En cierto modo, hay un gran paralelismo entre el grabado de ese animal y algo recientísimo considerando los años que nos separan de aquél. Se trata de la placa de oro transportada por la sonda Voyager, que contiene sonidos de la tierra y símbolos de nuestro mundo. El paralelismo podría resolverse en una palabra: expresión. Desde entonces hasta ahora, el afán de representación simbólica permanece. 

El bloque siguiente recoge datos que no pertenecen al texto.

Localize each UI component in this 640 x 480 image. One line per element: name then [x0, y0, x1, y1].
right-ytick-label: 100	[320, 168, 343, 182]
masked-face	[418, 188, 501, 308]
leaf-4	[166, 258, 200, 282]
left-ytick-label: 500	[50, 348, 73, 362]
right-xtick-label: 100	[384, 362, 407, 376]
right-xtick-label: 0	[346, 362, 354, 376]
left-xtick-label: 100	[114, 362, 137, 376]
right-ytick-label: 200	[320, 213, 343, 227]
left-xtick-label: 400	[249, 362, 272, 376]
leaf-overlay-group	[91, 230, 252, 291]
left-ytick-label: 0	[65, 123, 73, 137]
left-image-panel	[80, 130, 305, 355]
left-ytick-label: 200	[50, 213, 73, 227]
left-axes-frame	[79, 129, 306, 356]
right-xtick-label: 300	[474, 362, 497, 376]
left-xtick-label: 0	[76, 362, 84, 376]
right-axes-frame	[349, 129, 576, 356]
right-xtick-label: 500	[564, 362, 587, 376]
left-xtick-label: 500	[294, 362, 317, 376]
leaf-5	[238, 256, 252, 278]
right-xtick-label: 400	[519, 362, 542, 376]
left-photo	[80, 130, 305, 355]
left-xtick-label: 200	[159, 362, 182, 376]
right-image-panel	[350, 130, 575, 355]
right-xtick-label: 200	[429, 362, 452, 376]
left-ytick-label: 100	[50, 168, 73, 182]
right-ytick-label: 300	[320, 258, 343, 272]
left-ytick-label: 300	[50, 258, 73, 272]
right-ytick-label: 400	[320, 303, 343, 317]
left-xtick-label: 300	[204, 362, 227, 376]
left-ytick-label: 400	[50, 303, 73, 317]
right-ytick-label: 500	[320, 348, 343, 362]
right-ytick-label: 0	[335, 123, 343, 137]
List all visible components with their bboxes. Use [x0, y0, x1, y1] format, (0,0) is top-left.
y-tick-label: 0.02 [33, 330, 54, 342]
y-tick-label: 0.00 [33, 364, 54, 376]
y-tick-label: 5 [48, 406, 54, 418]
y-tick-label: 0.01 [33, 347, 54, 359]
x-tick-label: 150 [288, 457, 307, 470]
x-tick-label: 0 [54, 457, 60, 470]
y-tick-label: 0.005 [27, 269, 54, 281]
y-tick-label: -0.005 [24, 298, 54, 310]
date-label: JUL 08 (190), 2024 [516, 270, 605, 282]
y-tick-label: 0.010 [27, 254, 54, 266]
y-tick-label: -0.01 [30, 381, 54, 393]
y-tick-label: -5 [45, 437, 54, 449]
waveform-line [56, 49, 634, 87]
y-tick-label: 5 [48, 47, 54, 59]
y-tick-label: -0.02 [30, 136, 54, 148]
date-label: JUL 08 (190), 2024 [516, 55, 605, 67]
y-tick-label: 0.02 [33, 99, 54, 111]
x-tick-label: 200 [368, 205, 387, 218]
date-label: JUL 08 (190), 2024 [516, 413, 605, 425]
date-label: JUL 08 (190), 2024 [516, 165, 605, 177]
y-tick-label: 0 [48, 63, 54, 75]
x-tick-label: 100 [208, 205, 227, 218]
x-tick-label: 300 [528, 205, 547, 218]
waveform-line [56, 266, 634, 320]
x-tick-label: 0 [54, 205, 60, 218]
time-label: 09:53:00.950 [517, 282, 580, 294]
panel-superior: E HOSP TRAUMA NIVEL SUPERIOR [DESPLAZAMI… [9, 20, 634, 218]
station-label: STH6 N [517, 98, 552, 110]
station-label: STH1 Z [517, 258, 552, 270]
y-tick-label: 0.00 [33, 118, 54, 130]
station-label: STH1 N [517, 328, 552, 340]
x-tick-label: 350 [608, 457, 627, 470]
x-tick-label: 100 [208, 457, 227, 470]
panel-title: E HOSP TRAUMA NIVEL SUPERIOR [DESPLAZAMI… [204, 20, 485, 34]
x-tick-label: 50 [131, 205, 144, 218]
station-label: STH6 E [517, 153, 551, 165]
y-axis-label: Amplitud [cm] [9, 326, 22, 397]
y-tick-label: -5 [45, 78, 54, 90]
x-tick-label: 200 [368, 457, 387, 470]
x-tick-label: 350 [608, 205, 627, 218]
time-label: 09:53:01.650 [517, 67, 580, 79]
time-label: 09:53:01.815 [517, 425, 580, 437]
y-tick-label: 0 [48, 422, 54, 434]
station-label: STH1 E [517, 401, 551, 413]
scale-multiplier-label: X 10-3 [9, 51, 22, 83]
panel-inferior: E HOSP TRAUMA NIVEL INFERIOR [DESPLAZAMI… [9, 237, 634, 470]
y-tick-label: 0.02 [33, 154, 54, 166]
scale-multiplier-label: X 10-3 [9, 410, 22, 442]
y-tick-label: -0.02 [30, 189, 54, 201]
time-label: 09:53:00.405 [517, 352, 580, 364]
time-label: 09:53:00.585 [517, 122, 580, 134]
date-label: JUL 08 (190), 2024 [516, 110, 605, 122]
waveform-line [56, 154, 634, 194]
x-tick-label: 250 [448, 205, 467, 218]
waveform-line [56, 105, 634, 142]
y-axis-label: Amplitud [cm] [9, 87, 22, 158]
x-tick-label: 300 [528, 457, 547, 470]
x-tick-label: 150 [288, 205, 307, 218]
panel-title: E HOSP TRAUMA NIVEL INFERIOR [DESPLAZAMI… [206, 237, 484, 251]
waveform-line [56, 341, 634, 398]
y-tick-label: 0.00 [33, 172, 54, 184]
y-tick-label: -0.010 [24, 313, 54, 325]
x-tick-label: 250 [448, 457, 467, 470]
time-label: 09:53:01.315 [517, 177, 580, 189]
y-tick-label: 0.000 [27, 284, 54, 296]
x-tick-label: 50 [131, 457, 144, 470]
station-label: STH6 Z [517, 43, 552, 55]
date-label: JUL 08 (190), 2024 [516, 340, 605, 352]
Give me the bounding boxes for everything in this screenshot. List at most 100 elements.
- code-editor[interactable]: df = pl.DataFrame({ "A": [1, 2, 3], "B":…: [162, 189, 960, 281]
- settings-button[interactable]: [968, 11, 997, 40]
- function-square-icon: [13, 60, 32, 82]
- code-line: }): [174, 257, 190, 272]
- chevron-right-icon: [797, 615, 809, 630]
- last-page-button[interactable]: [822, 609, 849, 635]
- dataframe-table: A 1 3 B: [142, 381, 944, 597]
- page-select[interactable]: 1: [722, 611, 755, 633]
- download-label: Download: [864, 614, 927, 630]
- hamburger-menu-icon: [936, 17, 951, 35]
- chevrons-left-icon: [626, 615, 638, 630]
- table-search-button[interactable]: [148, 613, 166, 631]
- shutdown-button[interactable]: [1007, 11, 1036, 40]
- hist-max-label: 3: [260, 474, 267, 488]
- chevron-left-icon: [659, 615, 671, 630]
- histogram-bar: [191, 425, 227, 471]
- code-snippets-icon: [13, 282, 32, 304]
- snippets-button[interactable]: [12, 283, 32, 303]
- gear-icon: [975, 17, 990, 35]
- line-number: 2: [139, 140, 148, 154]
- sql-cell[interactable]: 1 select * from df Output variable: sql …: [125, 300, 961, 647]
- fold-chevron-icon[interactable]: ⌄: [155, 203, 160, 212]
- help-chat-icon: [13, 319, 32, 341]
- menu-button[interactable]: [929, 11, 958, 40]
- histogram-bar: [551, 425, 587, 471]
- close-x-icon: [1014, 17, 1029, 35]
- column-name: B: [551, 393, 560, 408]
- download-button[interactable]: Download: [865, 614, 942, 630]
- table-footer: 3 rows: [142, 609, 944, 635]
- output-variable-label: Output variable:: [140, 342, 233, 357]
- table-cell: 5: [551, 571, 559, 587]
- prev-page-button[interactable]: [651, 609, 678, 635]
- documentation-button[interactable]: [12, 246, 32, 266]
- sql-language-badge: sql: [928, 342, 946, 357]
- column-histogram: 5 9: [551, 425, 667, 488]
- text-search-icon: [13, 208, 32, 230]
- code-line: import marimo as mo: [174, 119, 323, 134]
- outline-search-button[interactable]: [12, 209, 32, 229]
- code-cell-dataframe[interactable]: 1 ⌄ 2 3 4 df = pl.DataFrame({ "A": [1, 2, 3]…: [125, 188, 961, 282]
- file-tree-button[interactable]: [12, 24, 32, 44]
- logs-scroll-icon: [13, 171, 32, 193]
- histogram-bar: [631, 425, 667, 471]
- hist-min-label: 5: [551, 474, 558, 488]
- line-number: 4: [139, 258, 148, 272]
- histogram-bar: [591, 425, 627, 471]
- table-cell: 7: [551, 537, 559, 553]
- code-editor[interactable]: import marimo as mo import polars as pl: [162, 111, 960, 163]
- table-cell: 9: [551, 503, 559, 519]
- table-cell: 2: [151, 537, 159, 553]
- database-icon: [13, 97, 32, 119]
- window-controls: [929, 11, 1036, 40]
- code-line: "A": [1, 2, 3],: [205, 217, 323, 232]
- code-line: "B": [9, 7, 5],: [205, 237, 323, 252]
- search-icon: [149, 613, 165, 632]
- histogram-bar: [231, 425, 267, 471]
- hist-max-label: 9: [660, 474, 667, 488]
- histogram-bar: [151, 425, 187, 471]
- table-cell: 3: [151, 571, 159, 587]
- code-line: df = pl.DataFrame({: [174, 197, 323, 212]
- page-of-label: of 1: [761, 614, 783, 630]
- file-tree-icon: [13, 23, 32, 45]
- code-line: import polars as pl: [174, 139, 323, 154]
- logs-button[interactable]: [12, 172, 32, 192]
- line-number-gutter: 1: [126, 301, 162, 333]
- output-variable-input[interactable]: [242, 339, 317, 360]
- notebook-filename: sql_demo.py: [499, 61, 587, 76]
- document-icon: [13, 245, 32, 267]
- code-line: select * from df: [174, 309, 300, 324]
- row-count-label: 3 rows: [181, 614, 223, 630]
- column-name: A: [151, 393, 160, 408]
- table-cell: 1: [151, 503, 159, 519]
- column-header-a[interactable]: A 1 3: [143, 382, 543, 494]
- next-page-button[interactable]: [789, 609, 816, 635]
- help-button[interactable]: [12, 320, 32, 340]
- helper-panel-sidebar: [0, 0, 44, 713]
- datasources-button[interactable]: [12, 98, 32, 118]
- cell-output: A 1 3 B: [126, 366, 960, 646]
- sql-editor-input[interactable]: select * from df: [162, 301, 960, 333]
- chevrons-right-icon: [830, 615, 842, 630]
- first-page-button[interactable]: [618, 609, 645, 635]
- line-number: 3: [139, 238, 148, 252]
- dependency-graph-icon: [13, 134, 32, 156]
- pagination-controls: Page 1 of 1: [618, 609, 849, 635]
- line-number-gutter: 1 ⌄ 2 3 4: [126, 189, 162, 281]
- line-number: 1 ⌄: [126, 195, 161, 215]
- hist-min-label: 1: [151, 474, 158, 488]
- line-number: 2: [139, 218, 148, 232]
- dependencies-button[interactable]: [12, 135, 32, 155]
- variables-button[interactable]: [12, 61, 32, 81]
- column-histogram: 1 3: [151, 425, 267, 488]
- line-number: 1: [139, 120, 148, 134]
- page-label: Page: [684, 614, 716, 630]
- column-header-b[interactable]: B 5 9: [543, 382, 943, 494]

Podría decirse que hay más verdad en ese animal grabado que en la ciencia, porque apunta a una invariancia esencial de lo humano durante miles de años. Y eso supone un toque de atención a nuestra responsabilidad en lo que en comparación es novísimo, la ciencia con la actualización tecnocientífica de lo posible, sin cegarnos por el afán transformador del mundo. A la vez, ese animal nos recuerda el misterio de su vida y de la nuestra, de la vida en general, atendiendo al cual tal vez surja lo único que valga la pena, aunque parezca ser nada.


La ciencia nos amplía la mirada, permitiéndonos disfrutar de la inconcebible belleza del mundo, pero el saber real, el que tiene que ver con qué somos cada uno, es otra cosa. Supone la aceptación de la ignorancia esencial y la disposición a ser acogido en el misterio del mundo, en su belleza, y quizá tratar de mostrarlo sin más, sin finalidad alguna, sin apetecer los frutos de la acción, como nos enseña el Bhagavad Gita, y mirando los lirios del campo como nos decía Jesús. Eso sí, la ciencia nos permite mirarlos mejor, siempre que no la usemos para destruir los lirios y a quienes los puedan mirar.